Of course, to be an entrepreneur, you not only have to be able to notice gaps, but have the ability to do something about it. I have noticed several gaps, but I don't have the computer programming skills to do anything about what I noticed. And I haven't found anyone as interested in these things to help me. Naturally, if I had the money, I could just hire someone, but entrepreneurs early in their careers rarely have the money to be hiring people. Colleges and trade schools could, at least in theory, provide people with such skills, but if we are honest, many who have such skills are self-taught. Universities are usually behind on the latest technology, including programming. And when you get into college, to always run the risk of becoming institutionalized, of having the innovation driven out of you.

It is for these reasons that Thiel is correct about his final observation:
A Reformation is coming, and its message will be the same as it was 500 years ago: Don’t outsource your future to a big institution. You need to figure it out for yourself.

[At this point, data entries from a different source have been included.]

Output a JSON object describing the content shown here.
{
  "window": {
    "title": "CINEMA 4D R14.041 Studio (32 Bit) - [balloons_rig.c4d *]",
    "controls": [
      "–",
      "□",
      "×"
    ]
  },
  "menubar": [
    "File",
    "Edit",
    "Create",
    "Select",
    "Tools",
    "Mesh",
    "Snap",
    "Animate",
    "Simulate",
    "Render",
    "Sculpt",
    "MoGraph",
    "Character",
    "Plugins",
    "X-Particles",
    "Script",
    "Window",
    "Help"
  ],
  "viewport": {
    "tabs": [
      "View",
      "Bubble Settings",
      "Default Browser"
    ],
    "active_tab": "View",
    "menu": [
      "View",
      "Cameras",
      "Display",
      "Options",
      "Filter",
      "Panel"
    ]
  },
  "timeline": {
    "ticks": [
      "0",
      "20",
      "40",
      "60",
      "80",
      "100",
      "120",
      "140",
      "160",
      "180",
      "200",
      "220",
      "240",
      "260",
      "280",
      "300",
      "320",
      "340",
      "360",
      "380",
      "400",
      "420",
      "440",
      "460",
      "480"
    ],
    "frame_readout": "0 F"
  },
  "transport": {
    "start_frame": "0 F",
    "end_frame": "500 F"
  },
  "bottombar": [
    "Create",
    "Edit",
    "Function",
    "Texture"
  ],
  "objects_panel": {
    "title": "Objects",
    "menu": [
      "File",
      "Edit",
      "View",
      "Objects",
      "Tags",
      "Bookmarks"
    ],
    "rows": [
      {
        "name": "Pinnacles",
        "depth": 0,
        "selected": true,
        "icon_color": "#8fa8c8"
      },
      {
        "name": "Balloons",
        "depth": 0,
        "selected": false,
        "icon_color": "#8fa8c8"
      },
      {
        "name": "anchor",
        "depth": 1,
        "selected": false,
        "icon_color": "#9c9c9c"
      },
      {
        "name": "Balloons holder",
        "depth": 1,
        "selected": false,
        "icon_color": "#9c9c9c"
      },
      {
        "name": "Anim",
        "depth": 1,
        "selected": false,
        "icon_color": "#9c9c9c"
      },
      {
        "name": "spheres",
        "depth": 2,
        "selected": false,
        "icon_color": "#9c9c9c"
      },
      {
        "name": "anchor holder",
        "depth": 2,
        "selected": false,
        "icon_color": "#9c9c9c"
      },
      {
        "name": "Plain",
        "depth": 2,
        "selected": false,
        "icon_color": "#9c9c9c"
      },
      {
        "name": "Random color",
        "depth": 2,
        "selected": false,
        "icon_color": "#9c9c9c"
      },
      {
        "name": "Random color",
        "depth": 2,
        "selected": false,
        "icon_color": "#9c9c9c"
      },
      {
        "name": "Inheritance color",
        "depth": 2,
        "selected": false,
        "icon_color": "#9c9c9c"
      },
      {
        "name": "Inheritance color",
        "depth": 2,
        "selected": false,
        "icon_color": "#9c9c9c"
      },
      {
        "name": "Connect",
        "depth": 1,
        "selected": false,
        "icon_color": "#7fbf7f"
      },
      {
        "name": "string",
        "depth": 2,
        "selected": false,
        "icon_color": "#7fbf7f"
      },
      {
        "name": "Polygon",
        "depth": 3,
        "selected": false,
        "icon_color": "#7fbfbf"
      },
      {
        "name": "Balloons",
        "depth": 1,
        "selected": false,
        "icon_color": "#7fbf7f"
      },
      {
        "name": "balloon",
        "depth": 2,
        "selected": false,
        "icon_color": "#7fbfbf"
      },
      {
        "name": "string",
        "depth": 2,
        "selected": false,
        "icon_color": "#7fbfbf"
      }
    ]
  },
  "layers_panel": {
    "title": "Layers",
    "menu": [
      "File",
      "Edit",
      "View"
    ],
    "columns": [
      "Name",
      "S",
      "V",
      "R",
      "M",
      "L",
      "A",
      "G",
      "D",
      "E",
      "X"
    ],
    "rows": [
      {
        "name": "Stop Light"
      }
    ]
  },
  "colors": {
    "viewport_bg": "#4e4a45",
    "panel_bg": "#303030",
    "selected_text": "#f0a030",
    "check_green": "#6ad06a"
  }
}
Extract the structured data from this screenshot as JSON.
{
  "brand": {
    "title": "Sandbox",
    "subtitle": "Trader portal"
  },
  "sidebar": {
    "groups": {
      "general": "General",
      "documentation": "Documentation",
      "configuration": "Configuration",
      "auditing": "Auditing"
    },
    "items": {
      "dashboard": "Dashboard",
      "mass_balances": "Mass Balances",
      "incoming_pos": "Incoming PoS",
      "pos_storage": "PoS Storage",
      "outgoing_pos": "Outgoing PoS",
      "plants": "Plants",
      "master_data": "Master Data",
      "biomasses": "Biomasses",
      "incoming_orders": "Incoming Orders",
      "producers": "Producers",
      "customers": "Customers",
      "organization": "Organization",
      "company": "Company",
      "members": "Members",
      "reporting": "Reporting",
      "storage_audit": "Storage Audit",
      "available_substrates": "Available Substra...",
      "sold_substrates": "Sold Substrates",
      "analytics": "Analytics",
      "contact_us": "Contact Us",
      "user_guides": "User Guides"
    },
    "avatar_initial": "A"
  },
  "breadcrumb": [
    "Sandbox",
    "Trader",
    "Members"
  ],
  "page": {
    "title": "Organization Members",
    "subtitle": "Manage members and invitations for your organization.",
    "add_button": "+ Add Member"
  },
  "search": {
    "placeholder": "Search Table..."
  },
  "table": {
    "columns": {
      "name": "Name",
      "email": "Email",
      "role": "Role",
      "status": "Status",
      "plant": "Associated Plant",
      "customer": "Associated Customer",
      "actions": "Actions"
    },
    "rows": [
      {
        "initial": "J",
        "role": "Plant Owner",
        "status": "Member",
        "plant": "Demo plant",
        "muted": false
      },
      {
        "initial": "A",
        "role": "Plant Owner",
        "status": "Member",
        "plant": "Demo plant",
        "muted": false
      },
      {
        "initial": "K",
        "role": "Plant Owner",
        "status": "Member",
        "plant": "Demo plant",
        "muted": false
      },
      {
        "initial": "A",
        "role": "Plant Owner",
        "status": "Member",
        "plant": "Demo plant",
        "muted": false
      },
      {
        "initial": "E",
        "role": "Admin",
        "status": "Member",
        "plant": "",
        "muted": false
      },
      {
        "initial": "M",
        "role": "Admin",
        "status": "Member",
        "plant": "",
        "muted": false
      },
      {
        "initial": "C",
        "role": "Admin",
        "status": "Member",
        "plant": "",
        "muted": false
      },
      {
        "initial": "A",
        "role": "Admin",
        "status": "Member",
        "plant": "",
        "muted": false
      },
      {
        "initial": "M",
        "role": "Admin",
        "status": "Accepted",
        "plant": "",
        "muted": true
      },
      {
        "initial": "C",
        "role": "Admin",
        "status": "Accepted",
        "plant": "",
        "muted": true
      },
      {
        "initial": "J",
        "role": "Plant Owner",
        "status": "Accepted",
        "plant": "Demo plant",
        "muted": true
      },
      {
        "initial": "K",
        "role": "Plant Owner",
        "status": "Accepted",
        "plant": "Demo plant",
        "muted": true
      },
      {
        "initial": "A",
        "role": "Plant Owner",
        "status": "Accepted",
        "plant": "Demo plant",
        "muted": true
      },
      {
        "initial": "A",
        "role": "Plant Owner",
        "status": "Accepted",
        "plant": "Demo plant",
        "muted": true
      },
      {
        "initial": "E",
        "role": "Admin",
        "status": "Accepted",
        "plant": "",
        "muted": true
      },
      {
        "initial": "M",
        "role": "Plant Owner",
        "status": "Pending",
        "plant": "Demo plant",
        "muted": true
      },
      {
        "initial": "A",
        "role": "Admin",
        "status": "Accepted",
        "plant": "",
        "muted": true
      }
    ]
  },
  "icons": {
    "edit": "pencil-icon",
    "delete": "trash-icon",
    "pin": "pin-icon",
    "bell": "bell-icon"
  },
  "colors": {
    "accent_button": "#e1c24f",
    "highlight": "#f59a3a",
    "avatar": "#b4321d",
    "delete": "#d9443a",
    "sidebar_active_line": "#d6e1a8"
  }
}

Our university system is the contemporary Catholic Church. In the same way that the Catholic Church ruled over a medieval guilt culture, our universities rule over our postmodern collective guilt culture. They reinforce those values at every turn. If a Reformation is coming, that means there are further implications for our future culture. In the same way that Catholic guilt culture gave way to responsibility culture, university collective guilt culture will give way to another individualistic culture. New institutions will arise. And I have little doubt that that Reformation will be led by the majority adjuncts out there who are growing increasingly tired of being exploited by the current system. I look forward to that day, when the university system breaks up, its power is crushed, and it has to reform in the face of competition. That will happen when people realize they don't need universities to become educated human beings, and that will happen when they realize universities have ceased producing educated human beings in the first place.